How different nationalities use Facebook to express themselves
By Emma Palova
I’ve always wanted to write about this. Now, I can. It took some time to analyze it. And that is how different nationalities use Facebook to express themselves.
I consider myself privileged that I am both on American and Czech public and private groups on Facebook. I am on Michigan Authors on the Grand, Learn to Blog, 30 Day Content Challenge & WordPress support group. I created my own Writers Loop and Fallasburg Today public groups.
I am on Czech groups I love Czech Republic and Czechs & Slovaks on Facebook.
I speak and write both languages fluently which is very important because a lot gets lost in translation. It doesn’t matter which translating service you’re using, it is not accurate.
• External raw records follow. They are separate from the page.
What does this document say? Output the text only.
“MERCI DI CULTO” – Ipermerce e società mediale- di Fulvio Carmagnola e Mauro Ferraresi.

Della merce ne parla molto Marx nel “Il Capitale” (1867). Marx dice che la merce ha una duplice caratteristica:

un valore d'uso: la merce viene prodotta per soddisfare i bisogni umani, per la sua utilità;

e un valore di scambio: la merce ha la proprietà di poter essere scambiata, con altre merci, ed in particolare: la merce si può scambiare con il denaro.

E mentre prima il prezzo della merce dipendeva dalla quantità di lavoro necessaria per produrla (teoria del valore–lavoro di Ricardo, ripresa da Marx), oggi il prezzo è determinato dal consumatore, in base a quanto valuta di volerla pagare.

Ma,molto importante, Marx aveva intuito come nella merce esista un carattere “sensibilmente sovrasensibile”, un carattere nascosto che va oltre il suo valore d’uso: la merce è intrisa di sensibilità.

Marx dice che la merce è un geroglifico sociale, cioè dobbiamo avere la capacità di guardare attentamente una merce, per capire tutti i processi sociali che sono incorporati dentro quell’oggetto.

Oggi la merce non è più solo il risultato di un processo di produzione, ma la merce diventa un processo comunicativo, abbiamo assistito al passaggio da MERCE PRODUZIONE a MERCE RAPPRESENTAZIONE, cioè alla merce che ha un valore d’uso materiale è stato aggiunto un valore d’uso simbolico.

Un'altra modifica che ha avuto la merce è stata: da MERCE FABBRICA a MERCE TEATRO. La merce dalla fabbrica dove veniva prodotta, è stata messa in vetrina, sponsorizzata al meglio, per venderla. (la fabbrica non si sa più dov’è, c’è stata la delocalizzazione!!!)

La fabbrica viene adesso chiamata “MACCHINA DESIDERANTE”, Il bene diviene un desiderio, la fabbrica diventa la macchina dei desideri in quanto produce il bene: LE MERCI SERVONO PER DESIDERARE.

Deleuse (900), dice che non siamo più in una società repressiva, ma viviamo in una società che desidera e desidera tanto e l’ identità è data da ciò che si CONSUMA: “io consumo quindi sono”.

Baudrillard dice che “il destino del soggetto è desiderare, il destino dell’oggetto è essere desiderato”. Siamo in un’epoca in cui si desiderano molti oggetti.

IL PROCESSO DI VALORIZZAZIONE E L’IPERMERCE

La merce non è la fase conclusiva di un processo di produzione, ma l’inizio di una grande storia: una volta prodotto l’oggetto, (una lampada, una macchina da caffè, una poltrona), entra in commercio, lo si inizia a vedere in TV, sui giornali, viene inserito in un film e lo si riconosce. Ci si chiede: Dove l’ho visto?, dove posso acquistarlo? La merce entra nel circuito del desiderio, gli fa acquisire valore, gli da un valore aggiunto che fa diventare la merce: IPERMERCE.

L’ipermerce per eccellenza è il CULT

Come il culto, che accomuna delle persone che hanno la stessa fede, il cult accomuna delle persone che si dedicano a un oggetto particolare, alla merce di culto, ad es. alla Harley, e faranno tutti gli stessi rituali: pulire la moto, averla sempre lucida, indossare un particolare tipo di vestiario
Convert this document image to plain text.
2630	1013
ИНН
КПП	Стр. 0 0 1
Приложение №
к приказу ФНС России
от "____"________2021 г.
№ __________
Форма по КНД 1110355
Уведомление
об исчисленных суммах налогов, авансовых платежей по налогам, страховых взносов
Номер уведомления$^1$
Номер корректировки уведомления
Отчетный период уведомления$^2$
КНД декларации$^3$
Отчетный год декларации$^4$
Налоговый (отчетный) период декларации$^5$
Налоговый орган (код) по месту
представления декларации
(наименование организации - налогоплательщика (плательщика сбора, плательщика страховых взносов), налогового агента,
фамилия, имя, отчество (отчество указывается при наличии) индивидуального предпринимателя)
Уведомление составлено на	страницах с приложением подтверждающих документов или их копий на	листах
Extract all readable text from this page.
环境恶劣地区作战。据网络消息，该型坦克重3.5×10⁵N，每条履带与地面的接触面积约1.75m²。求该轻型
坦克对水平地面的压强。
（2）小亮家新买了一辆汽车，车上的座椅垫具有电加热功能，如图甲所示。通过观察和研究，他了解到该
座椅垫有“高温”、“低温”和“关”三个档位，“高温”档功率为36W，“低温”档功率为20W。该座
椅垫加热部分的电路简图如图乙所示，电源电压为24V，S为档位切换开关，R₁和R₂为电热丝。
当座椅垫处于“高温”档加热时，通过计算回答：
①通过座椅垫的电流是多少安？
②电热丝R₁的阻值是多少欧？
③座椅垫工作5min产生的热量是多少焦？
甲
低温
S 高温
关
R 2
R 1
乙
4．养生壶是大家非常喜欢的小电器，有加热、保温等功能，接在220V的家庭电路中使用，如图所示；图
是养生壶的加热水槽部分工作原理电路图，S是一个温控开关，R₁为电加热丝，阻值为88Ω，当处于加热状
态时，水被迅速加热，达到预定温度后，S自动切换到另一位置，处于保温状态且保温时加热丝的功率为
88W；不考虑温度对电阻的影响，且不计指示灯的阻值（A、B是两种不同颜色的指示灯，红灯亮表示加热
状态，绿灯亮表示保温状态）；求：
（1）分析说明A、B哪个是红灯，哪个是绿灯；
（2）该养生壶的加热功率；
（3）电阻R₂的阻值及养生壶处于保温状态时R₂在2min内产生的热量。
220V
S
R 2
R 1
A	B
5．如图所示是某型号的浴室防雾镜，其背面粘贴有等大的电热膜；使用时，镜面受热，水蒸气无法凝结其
You have to know the culture of that particular country to know what they are talking about on Facebook.
I grew up in former Czechoslovakia and got my university education there.
On the other hand, I went to middle school in Hawkins, Texas and mom Eliska homeschooled my brother Vas and I in Sudan, Africa. I also lived in Saskatoon and Montreal in Canada.
There is a striking difference between the usages by both nations that reflects the difference in cultures.
A Czech person uses Facebook to vent their feelings, anger and to fight. You can easily find 250 comments on one post. If they don’t agree with something they will swear at you and call you names. These threads turn into long pointless discussions.
An American person uses Facebook to show daily experiences followed by at the most 20 comments, if it is a heated subject.
A Czech person is funny and shares jokes on Facebook. We laugh out loud with my husband Ludek, as he reads the jokes to me in the evening from his IPhone.
An American person is inquisitive and functional, so he or she uses riddles or questions to find out how smart you are.
“Where was this photo taken,” posted local photographer Bruce Doll.
The photo looked like a Kiss concert all in blue and smoke, but I know Bruce.
“At the Impact church,” I posted.
A Czech person turns emotional on Facebook and shares four Advent candles a thousand times.
An American person asks for prayers when needed.
A Czech person sometimes turns to sex to see how you react.
An American person uses Facebook for business to see how you react.
A Czech person doesn’t do selfies.
Americans love selfies.
Neither one in particular partakes in sharing tragedies until the recent Paris attacks.
Both cultures share the same love for photography.
I will continue to explore this interesting theme into the future. Watch for more observations.